A fully biological platform for monitoring mesoscale neural activity One of the barriers to understanding the human brain is due to its geometry. Accessing brain tissue at single cell resolution has classically involved implanting electrodes (metallic or optical) directly into the brain. For deep subcortical structures, these approaches result in tissue destruction across the shallow brain areas that must be traversed to access deeper targets. Thus, classic approaches are fundamentally unable to allow concurrent sampling of activity from healthy fully intact tissue at all sites of the brain. While many novel technologies that exploit miniaturized nanoscale recording electrodes will increase number of single cells that can be recorded concurrently in the same brain, these approaches do not address the challenge raised by the geometry of the brain. We intend to develop a new technology to ‘functionally’ change the geometry of the brain by biologically projecting neural activity onto a flat surface outside of the brain. This ‘biological electrode’ will allow for the concurrent acquisition of single cell activity from all depths of fully intact brain tissue in awake-behaving animals. Furthermore, this technology will offer several advantages over currently available approaches: 1) Unlike metallic recording electrodes which induce fibrosis at the metal-brain interface and ultimately diminish signal quality, the fully biological electrode will allow investigators to stably monitor brain activity throughout the entire lifespan of model organisms; 2) The biological patch will utilize engineered proteins to form physical connections with target cell types. Thus, this technology will rival gold-standard in vivo intracellular recording approaches such as glass-pipette patching; 3) Since the engineered proteins that form the physical connections between the biological electrode and target cells can be targeted to individual cellular compartments, the biological patch will allow neural activity to be directly acquired from the soma, dendritic spines, and/or axons of single cells in a cell type specific manner; 4) Finally, the biological patch will be readily scalable to allow for recordings from 100,000s of single cells simultaneously. Thus, successful completion of this high-risk project will revolutionize neural recordings across model species and humans.

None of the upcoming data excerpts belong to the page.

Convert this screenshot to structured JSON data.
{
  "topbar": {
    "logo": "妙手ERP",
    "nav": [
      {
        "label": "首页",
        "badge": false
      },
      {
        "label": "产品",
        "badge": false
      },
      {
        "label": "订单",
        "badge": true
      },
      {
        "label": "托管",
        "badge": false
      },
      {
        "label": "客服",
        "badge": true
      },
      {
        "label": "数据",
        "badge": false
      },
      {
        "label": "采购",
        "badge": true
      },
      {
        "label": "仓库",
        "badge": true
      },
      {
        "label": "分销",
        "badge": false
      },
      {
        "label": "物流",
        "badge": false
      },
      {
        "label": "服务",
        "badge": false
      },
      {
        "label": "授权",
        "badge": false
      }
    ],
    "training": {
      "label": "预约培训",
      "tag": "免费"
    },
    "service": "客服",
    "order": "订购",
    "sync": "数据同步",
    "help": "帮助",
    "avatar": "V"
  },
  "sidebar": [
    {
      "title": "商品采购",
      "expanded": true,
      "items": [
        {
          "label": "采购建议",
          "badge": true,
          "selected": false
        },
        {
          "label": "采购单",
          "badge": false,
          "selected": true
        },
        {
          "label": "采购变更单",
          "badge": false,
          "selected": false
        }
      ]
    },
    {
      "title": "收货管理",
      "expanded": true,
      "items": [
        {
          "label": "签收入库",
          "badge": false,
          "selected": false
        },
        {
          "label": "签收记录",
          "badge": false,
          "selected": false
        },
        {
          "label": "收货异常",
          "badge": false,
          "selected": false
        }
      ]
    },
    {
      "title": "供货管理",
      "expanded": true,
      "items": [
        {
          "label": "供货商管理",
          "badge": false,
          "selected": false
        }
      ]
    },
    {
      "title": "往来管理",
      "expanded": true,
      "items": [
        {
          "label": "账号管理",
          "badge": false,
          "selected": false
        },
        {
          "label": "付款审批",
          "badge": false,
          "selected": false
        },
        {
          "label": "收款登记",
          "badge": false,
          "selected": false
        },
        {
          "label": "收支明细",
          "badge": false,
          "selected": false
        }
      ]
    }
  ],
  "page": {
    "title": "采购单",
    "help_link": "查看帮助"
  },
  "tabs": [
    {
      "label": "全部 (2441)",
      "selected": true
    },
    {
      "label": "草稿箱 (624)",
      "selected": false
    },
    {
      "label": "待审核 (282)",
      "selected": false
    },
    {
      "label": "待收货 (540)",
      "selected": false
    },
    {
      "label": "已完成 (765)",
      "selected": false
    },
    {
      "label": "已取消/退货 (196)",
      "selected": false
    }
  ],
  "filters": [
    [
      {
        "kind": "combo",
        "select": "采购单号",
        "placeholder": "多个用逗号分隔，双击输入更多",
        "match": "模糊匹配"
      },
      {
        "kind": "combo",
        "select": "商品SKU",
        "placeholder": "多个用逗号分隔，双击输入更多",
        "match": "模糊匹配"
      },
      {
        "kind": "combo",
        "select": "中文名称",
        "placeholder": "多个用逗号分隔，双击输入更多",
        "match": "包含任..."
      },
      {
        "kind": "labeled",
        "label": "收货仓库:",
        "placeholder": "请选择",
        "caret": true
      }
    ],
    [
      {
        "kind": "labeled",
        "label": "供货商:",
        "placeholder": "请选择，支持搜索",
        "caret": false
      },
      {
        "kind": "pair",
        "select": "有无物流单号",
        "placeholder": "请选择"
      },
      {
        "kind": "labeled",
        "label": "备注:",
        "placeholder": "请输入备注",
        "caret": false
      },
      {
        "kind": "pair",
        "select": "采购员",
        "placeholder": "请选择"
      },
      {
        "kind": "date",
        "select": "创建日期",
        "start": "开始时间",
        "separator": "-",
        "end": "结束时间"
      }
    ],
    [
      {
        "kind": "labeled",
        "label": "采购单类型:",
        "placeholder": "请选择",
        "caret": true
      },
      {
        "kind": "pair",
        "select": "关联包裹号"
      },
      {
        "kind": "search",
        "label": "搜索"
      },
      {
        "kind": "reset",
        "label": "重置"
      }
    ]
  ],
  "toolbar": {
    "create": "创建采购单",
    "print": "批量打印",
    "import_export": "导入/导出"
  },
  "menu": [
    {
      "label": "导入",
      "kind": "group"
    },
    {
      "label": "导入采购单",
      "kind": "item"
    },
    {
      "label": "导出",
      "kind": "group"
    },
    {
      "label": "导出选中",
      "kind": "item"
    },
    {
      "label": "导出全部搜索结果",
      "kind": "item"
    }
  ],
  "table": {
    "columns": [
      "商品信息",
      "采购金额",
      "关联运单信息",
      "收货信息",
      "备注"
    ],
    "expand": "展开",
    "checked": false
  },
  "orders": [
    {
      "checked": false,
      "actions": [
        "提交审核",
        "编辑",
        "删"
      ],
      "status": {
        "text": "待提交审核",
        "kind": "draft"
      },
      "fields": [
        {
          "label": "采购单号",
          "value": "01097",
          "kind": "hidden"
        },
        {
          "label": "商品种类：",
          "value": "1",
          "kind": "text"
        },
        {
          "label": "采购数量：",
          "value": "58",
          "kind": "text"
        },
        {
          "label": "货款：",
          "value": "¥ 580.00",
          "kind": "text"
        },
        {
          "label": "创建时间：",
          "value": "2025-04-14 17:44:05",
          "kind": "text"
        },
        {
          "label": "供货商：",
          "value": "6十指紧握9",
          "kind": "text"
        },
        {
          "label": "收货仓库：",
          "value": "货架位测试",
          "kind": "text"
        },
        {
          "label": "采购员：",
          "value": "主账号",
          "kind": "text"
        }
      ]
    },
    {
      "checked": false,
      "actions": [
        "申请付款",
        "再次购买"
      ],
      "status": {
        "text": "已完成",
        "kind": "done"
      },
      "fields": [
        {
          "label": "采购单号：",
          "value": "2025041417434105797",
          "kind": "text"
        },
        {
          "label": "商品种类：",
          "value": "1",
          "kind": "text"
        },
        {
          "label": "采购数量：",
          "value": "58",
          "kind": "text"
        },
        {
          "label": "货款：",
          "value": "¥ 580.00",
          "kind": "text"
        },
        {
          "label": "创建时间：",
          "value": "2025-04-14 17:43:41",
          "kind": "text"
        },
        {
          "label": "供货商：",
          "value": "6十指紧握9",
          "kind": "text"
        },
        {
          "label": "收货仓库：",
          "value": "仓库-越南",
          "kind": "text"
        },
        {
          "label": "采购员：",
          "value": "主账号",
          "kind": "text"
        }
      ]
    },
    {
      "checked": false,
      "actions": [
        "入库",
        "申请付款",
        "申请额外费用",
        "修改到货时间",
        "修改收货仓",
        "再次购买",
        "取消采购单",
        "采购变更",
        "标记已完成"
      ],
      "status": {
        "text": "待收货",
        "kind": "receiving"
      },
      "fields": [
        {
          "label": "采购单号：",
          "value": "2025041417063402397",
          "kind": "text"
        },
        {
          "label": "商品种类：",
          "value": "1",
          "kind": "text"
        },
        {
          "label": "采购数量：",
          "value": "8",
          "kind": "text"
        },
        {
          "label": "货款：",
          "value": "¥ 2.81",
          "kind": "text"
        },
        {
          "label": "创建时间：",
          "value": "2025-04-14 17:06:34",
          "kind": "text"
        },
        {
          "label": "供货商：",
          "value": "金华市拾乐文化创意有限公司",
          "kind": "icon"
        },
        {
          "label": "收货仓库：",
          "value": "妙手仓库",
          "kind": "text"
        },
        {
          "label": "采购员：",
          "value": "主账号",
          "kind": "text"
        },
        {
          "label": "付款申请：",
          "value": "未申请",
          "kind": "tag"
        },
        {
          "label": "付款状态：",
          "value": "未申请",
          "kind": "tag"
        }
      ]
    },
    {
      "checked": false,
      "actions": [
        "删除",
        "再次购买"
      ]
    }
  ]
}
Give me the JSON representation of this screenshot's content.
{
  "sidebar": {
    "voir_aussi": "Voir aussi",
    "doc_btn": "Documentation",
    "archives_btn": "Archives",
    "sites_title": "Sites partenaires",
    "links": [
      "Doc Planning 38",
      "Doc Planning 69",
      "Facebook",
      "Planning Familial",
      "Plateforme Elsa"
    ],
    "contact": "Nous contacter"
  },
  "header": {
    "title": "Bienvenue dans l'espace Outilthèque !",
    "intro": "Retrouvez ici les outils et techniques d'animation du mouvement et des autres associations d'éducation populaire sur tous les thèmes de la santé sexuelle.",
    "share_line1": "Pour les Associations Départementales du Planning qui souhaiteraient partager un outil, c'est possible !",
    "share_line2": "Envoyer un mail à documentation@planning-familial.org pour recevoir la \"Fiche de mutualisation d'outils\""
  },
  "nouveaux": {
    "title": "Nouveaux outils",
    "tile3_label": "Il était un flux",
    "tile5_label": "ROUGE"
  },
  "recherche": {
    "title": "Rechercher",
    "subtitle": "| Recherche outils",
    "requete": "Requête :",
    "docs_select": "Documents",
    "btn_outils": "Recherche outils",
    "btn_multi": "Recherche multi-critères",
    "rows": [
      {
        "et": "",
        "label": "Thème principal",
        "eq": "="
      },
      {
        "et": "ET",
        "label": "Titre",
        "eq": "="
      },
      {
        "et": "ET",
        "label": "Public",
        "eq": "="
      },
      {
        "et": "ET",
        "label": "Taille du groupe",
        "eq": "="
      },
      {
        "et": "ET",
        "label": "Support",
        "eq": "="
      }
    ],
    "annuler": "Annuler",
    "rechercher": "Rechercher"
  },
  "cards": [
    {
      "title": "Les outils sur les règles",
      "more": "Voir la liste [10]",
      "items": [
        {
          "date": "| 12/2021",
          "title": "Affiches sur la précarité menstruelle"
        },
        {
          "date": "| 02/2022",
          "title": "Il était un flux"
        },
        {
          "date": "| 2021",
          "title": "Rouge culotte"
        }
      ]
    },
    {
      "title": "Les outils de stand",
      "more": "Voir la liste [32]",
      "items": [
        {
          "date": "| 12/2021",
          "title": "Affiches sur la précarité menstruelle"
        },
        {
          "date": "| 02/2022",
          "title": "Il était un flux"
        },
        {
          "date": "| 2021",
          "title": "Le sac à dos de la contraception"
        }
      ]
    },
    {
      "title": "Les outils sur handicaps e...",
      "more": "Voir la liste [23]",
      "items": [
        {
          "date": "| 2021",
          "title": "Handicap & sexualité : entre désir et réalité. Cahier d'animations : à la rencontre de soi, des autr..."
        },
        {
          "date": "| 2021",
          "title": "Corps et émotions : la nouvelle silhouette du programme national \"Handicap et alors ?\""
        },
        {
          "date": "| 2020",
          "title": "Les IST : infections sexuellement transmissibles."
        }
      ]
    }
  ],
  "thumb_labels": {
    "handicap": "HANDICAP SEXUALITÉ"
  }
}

监测中尺度神经活动的全生物平台 理解人脑的障碍之一是它的几何形状。访问 单细胞分辨率的脑组织通常涉及植入电极（金属或 光学）直接进入大脑。对于深层皮质下结构，这些方法导致组织 破坏大脑浅层区域，必须穿过这些区域才能到达更深的目标。 因此，传统方法从根本上无法允许对活动进行并发采样， 健康完整的脑组织虽然许多新技术利用了 微型化的纳米级记录电极将增加可以被 同时记录在同一个大脑中，这些方法不能解决所提出的挑战， 大脑的几何形状。 我们打算开发一种新技术来“功能性地”改变大脑的几何形状 将神经活动投射到大脑外部的平面上。这是生物学上的 “电极”将允许从完全电刺激的所有深度同时采集单细胞活性。 清醒动物的完整脑组织。此外，该技术还将提供多个 与目前可用的方法相比的优点：1）与金属记录电极不同， 在金属-大脑界面诱导纤维化，并最终降低信号质量， 生物电极将允许研究人员在整个过程中稳定地监测大脑活动。 模式生物的寿命; 2）生物补丁将利用工程蛋白质形成 与目标细胞类型的物理连接。因此，这项技术将在体内与黄金标准相媲美 细胞内记录方法，如玻璃吸管修补; 3）由于工程化的 在生物电极和靶细胞之间形成物理连接的蛋白质可以 针对单个细胞区室，生物贴片将允许神经活动， 直接从细胞类型中单个细胞的索马、树突棘和/或轴突获得 4）最后，生物补丁将易于扩展以允许记录 从10万个单细胞中分离出来因此，成功完成这一高风险 该项目将彻底改变模型物种和人类的神经记录。